Ao longo da leitura da obra, não podemos deixar de perceber que há também uma série de gêneros do discurso incorporados ao romance, dentre eles: Ata; Ordem de serviço; Receita médica; textos informativos e científicos, etc. Esses gêneros discursivos, somados aos intertextos contidos na obra, convergem para a paródia maior que é feita do discurso historiográfico.
Esta paródia que chamamos de paródia maior é feita a partir de um único discurso, que é o dos historiadores, mas, para construí-la, o autor engloba diversos outros textos e discursos, de forma a fazer com que o texto dialogue não só com o leitor – ao desacomodá-lo diante da desconstrução de algo que lhe foi imposto com verdade – mas também com outros discursos, agora, sim, da cultura e da arte, de outras épocas e estilos.

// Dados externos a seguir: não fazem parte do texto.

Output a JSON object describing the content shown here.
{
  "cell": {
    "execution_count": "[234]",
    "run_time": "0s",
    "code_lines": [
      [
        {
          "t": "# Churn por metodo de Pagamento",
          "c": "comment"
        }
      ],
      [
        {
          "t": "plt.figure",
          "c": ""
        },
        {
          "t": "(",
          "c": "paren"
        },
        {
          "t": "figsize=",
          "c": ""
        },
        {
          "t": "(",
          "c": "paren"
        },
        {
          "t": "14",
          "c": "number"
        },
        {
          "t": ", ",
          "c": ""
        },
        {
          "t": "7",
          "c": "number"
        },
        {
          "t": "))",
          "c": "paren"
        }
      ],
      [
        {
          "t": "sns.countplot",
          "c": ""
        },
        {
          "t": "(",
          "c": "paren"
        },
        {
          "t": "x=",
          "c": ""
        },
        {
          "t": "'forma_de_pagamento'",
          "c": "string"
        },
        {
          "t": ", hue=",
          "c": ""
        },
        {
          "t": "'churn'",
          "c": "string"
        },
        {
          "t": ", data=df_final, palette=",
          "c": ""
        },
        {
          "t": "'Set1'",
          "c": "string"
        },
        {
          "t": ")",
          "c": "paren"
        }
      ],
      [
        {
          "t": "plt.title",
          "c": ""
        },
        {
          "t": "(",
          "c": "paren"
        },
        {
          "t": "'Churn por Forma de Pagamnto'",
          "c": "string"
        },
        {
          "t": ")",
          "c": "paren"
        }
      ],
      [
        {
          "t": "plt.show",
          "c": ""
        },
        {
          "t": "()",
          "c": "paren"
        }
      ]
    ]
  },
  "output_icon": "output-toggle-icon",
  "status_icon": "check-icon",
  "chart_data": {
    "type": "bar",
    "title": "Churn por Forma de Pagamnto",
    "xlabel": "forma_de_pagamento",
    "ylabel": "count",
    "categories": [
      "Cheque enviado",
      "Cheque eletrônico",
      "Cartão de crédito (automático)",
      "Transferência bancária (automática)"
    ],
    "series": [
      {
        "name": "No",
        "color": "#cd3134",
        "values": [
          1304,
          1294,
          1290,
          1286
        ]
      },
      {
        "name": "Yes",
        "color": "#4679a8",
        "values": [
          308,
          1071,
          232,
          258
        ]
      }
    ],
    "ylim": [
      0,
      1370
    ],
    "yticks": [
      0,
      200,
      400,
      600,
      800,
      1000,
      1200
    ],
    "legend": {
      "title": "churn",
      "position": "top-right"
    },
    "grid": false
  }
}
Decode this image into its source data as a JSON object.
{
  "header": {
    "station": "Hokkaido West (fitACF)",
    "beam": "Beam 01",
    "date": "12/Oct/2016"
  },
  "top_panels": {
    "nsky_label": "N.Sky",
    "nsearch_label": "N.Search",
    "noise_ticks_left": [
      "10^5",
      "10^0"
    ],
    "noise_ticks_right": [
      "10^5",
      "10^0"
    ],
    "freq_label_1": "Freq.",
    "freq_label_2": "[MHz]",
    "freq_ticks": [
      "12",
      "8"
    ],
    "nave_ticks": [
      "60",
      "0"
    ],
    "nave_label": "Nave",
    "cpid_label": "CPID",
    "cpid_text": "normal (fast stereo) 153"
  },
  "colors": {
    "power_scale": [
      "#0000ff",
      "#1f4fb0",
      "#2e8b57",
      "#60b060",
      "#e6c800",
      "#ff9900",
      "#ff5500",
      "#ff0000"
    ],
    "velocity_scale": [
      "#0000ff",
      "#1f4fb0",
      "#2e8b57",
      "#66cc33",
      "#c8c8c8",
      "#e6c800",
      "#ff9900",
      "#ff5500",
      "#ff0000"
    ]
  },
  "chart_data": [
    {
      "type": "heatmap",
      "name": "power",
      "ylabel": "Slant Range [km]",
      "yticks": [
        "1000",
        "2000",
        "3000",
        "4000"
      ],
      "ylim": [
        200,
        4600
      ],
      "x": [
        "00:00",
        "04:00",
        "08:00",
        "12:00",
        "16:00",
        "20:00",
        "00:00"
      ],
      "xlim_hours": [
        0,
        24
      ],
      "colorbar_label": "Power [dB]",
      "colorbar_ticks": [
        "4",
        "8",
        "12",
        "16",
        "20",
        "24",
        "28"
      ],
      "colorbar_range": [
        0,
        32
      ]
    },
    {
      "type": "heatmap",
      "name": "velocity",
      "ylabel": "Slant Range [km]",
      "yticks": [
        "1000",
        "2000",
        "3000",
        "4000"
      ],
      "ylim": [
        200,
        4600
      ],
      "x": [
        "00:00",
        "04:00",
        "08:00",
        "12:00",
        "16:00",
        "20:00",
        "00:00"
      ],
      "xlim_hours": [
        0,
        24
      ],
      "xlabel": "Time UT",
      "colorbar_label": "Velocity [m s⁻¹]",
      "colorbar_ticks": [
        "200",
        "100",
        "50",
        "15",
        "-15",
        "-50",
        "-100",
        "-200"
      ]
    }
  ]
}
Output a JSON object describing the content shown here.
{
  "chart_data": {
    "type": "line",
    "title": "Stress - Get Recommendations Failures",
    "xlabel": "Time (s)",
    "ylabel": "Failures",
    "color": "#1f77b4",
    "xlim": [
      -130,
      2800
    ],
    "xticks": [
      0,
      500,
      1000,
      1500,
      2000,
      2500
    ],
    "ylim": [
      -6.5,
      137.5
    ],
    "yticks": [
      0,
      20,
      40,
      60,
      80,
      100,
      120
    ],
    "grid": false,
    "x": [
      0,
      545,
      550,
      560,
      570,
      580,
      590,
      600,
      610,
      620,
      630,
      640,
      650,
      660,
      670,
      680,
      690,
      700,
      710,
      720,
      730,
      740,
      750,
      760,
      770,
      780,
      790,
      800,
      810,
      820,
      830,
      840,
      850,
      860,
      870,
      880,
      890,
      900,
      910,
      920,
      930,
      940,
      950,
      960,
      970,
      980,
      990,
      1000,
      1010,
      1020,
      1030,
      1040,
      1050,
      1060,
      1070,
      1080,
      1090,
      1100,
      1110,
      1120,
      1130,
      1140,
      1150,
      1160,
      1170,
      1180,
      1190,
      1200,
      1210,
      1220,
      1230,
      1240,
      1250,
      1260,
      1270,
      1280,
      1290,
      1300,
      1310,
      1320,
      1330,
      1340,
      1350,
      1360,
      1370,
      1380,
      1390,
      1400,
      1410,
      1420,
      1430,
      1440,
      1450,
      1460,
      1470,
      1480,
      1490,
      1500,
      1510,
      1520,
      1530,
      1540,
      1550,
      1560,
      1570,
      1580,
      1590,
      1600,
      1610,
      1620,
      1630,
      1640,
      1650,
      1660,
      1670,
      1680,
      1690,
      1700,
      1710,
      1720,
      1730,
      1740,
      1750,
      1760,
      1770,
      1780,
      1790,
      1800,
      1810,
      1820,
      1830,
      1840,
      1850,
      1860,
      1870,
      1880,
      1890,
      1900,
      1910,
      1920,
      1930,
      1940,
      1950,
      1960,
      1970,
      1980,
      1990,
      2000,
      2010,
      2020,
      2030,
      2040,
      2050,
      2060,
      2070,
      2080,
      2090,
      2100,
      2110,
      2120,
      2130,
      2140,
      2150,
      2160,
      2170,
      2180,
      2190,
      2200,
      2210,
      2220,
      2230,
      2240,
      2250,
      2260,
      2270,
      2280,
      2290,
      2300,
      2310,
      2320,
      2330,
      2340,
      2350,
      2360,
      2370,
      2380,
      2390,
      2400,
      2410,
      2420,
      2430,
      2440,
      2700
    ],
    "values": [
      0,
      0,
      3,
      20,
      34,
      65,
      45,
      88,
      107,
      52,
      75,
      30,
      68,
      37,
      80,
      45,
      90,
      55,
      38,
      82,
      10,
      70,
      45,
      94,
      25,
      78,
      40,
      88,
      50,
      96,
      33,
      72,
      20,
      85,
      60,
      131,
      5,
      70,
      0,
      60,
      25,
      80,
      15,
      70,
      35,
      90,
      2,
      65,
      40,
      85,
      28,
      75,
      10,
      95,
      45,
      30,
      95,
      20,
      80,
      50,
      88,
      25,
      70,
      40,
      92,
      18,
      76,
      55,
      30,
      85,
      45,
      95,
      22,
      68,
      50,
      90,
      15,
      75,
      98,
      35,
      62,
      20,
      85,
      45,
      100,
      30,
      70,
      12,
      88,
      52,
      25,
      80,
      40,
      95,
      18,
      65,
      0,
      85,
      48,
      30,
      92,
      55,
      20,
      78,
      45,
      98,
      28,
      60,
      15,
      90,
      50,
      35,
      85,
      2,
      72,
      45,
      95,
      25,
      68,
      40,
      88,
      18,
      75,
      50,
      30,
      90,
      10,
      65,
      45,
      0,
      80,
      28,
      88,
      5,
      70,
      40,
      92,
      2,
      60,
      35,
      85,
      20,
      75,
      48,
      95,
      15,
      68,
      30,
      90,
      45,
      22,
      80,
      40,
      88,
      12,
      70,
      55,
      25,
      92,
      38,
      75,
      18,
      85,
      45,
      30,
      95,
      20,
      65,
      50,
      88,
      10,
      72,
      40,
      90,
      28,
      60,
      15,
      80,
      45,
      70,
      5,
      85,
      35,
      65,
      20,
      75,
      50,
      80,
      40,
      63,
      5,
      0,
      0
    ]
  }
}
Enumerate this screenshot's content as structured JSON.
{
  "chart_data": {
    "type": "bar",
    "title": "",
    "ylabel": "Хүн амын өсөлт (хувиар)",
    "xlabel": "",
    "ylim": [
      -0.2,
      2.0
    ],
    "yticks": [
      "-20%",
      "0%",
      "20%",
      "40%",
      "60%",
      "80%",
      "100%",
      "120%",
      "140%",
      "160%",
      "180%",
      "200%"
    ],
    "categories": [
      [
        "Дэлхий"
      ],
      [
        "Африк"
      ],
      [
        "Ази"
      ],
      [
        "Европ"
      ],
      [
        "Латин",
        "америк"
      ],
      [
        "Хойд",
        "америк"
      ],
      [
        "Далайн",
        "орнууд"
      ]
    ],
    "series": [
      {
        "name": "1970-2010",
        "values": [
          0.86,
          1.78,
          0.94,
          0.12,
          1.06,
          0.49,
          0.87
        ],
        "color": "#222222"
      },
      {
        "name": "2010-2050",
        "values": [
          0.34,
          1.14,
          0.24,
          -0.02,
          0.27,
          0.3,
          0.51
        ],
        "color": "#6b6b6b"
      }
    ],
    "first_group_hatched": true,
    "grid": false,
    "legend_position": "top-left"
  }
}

Segundo Umberto Eco (2003), se o leitor não é capaz de perceber a citação intertextual, ele é excluído da compreensão do texto, pois, neste caso, a pretensão do escritor do romance é justamente a de fazer o leitor perceber que há uma inversão daquilo que se convencionou chamar de verdade histórica. Se o leitor não capta isto, não percebe a ironia e pode acabar pensando se tratar de um discurso historiográfico. “O texto pode ser lido de modo ingênuo, sem colher as remissões textuais, ou pode ser lido com plena consciência destas remissões ou pelo menos com a persuasão de que é preciso procurá-las.” (Eco:2003)
Sabemos, então, que a ironia intertextual privilegia o leitor intertextualmente avisado, pois este não só consegue captar como também saborear a ironia, e, a isto, Eco chama de piscadela culta do autor. Em que consiste a ironia, senão em contrariar aquilo que se presume que seja “verdade” para o leitor? E nesse ponto, a ironia pode ou não ser entendida, dependerá do conhecimento do leitor.
“A menos que se vá em busca de plágios ou ecos intertextuais inconscientes de hábito, a leitura como caça à citação coloca-se como relação de desafio entre o leitor e um texto, que solicita de alguma maneira a descoberta de seu segredo dialógico.” (ECO; 2003)
Por fim, acreditamos que o romance de Souza tenha sido construído não só para desacomodar o leitor de seu papel de aceitador do discurso oficial, mas, acima disso, para jogar com o leitor e ver até onde ele é capaz de decifrar o jogo intertextual e que sentido ele confere a narrativa. Narrativa essa que procura mostrar do início ao fim como a aquela sociedade buscava se construir – construir sua identidade – devorando a cultura ocidental, e é esta deixa que Souza aproveita para fazer toda a paródia, toda inversão, no tom irônico que faz o leitor ir contra suas próprias considerações de verdade.
Bibliografia:
BAUMGARTEN, C. A. . O novo romance histórico brasileiro. Via Atlântica (USP), São Paulo - Brasil, v. 4, p. 168-176, 2000.
CAVALCANTE, Maria de Nazaré. Mestrado em Curso de Pós-Graduação em Literatura. Universidade Federal de Santa Catarina, UFSC, Brasil. Título: Dom Galvez Na Comarca de Amazônia, Ano de Obtenção: 2003.
ECO, Umberto. Sobre a Literatura. Rio de Janeiro; Record. 2003. trad Eliana Aguiar.
Enciclopédia Britânica do Brasil. Atlas Histórico. 1995.
REIS, Carlos; LOPES, Ana Cristina. Dicionário de narratologia. 7ª ed. Coimbra: Almedina, 2000
SOARES, A. M. S. . Gêneros Literários. 6. ed. São Paulo: Ática, 2006. v. 01. 85 p.